Еврейские народные сказки. Том III. Сказки евреев арабских стран - страница 47
].
Лев
В различных версиях данной истории лев представлен либо диким животным, живущим в пустыне в Северной Африке или на Ближнем Востоке, либо пленником, развлекающим жителей Рима. Такого рода истории указывают на реалии Древнего мира. В прошлом львы обитали на пространствах от Африки до Азии и южных берегов Европы. «Длинногривого берберийского и короткогривого персидского льва можно было встретить на Ближнем Востоке» [2] вплоть до XIII в., а в Ираке — вплоть до XIX в. Лев символически очень важен в религии, искусстве, поэзии, устном нарративе и пословицах народов этих и других регионов. К примеру, в шумерском искусстве, в баснях и пословицах 3-го тысячелетия до н. э., которые являются старейшими из дошедших до нас, лев представлен бессмертным. В библейской поэзии и пророчествах лев — жестокий зверь (Ис. 38:18; Мих. 5:7; Пс. 7:3) с ужасным рыком (Ис. 5:29; Иез. 22:25; Ам. 3:4, 8). Лев также является символом и метафорой сильных колен Израилевых, таких как колено Иегуды, Гада и Дана (Быт. 49:9; Втор. 33:20, 33:22).
Римские магистраты и императоры привозили львов с этих территорий и задействовали их в гладиаторских боях.
Басня
Этот сюжет был популярен в средневековой эзоповой традиции.

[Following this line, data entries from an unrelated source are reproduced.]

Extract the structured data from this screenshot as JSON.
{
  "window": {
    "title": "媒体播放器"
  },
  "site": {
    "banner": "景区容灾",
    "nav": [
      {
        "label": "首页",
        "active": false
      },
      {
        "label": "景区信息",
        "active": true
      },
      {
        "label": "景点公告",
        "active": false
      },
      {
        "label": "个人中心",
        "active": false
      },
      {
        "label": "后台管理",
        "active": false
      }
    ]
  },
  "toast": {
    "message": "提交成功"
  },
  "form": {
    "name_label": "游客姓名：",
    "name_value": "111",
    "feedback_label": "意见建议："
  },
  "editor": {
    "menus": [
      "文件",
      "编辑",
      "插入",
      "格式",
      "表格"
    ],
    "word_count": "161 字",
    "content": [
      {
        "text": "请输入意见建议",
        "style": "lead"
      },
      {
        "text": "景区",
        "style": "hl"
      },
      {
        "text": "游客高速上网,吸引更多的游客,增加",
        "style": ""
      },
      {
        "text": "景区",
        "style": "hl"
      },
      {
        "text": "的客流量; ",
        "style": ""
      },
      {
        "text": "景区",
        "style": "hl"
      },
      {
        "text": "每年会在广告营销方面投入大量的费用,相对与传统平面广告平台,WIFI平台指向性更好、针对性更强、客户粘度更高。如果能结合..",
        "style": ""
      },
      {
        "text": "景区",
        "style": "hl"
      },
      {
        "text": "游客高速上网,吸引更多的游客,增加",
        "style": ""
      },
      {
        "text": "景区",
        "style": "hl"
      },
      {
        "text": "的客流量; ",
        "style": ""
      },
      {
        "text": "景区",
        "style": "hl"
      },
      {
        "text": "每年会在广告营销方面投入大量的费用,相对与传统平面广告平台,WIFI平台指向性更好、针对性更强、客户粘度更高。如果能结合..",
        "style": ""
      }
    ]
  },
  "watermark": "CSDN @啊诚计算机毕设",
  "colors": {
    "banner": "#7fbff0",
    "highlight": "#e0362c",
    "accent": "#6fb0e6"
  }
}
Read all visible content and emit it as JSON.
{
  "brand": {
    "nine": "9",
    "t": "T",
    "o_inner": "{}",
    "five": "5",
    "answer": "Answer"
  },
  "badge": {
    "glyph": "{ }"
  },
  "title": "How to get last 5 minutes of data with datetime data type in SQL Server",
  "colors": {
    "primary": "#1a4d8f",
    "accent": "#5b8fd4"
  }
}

До этого он встречается в нескольких прозаических параграфах у Федра, поэтому многие ошибочно считают, что эту историю придумал Федр, что справедливо в отношении многих прозаических отступлений в его книгах, но не в случае «Льва и пастуха». Бен Эдвин Пэрри включает в свое ставшее каноничным собрание «Эзопика» средневековый вариант этой истории, однако классической является латинская версия «Андрокл и лев», которую воспроизводит в «Аттических ночах» Авл Гелий [3]. В Средние века эта история часто появляется в сборниках историй и является третьей по популярности.
Эта история входит в круг нарративных аллегорий о благодарности и неблагодарности, которые построены на основе воображаемых отношений внутри животного мира или между миром животных и человеческим миром и повествуют о доброте в контексте агрессии: либо в ситуации вражды между героями субъект меняется местами с объектом и бывшая жертва изводит немощного врага (фольклорный сюжет 5 °C «Ослик хвастается, что побил больного льва»), либо вражда сменяется взаимной привязанностью (ФС 75 «Помощь слабого» и 156А «Верность льва»), нейтрализацией (ФС 76 «Волк и журавль») или инверсией агрессии (ФС 155 «Неблагодарный змей возвращается в ловушку», см. сказку ИФА 8004, т. 2, № 40), нередко при чьем-то посредничестве.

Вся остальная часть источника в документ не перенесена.